If you are on a NASCAR race team, when you went to bed Sunday night, hopefully it was in your own bed after 10 long days of the 2013 Daytona Speedweeks.
Monday morning would bring you back to the shop for the first time in a long time. There would be the usual Monday postrace meetings and then you would dive right into getting ready for racing at Phoenix this weekend.
The focus is simple. You need to give your driver the best-handling car possible so that he can get into the corner, get it to rotate through the center of the corner and then get that forward bite up off the corner.
In talking to a lot of crew chiefs that I know, they are excited because they know they can have more of an effect on their race cars than they ever could at restrictor-plate tracks. Now on these upcoming tracks they can take things to the limit and do a lot more things with different types of shocks and springs. You can do more with the balance of the car just to see what you can come up with. The goal, as always, is to make the car drive well and stay more consistent.
These are the kind of scenario’s that make most crew chiefs happy. They get to make changes and adjust on their race car. At the restrictor-plate tracks, you actually feel like you have one hand tied behind your back the entire time.
On those tracks, NASCAR creates the box and you know what your limitations are. There might be certain things you want to do on your race car, but at these restrictor-plate tracks you aren’t allowed to.
Now these teams are off those types of tracks. Now you feel like your hands have been untied and you can get back to doing what you do best – adjusting on that race car. Now you can do things to the car you want to work on and what the engineers are telling you need to be changed to hopefully make it drive well. So the window becomes wide open to try different combinations.
If you are Carl Edwards, Tony Stewart, Kevin Harvick and others, for example, who didn’t have the Daytona 500 outing they had planned for, redemption is on your mind.
Those drivers are already behind and have to already begin playing catch up in the standings. They want to minimize the damage from Daytona and get things pointed in the right direction. Obviously the best thing they can do is go win the race. If they can’t win the race, then the second best thing they can do is outrun and out-finish the folks leading the points right now.
The points leader going into Sunday’s race at Phoenix International Raceway is Jimmie Johnson. So there’s your goal – outrun Jimmie Johnson. So that’s their mission to turn things around. If you are Jimmie Johnson, for example, you have a completely different agenda.
If you are Jimmie or any other of those high-finishing drivers, you want to keep the momentum going. Jimmie’s crew chief, Chad Knaus, will want one of his patented weekends he calls “max points.” That means being fast in practice, winning the pole or qualifying really high up and then leading the most laps plus winning the race – max points. If Jimmie does all that, he keeps the pressure on the guys who are behind him as they won’t be able to make up any ground.
Your ultimate goal is to be high enough in the points come the midseason mark where you feel very comfortable about making the 2013 NASCAR Chase for the Sprint Cup and then that allows you to try different things. It gives you the freedom to attempt some experimentation in your setup or your engine combination.

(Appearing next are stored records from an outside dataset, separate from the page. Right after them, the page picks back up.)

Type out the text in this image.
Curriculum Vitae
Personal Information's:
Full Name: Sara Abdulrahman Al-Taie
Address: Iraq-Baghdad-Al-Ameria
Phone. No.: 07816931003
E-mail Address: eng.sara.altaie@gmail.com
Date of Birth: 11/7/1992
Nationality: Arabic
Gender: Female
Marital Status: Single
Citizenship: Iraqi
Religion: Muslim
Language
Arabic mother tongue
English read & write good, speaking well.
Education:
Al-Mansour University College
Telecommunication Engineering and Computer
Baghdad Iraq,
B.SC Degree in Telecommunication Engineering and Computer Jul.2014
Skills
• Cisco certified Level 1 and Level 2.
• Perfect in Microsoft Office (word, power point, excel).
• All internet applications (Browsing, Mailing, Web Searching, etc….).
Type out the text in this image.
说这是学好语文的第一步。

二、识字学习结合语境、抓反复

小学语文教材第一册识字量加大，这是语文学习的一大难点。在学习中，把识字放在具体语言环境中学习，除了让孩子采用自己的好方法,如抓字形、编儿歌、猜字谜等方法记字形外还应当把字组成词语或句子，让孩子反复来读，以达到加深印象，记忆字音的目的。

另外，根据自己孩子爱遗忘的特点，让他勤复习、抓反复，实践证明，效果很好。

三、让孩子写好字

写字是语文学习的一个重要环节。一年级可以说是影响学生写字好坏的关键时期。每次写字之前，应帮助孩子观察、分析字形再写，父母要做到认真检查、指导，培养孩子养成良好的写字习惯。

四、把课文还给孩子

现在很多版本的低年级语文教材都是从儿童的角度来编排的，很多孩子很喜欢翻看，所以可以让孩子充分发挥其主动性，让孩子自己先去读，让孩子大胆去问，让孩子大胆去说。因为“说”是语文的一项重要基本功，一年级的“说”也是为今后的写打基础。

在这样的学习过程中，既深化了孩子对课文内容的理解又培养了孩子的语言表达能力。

Having that flexibility to allow you to try new things will give you a leg up when the Chase rolls around. You do that knowing you have the luxury of if a bad race were to happen and you fall back a bit, that it won’t affect your overall chances to make this year’s Chase.
Everybody in professional sports, be it the NFL, MLB, NBA or NASCAR, knows where you need to be at a certain point of the season and how that will affect your playoff/championship plans. Everybody studies and analyzes to try to answer the question, “How do we get there?”
Maybe it will take a trade for another player. Maybe it’s shaking up your pit crew and trying a different combination there.
Now that we have some history in this Chase format and history with the newer points system, teams know exactly where they want to be and when. The focus is simple – wins and points. If I can’t get the win, then I need to stack up all the points I can get. If I can get the wins, then the points will be there too.
Trust me, everyone started counting points the minute the checkered flag waved at Daytona last Sunday.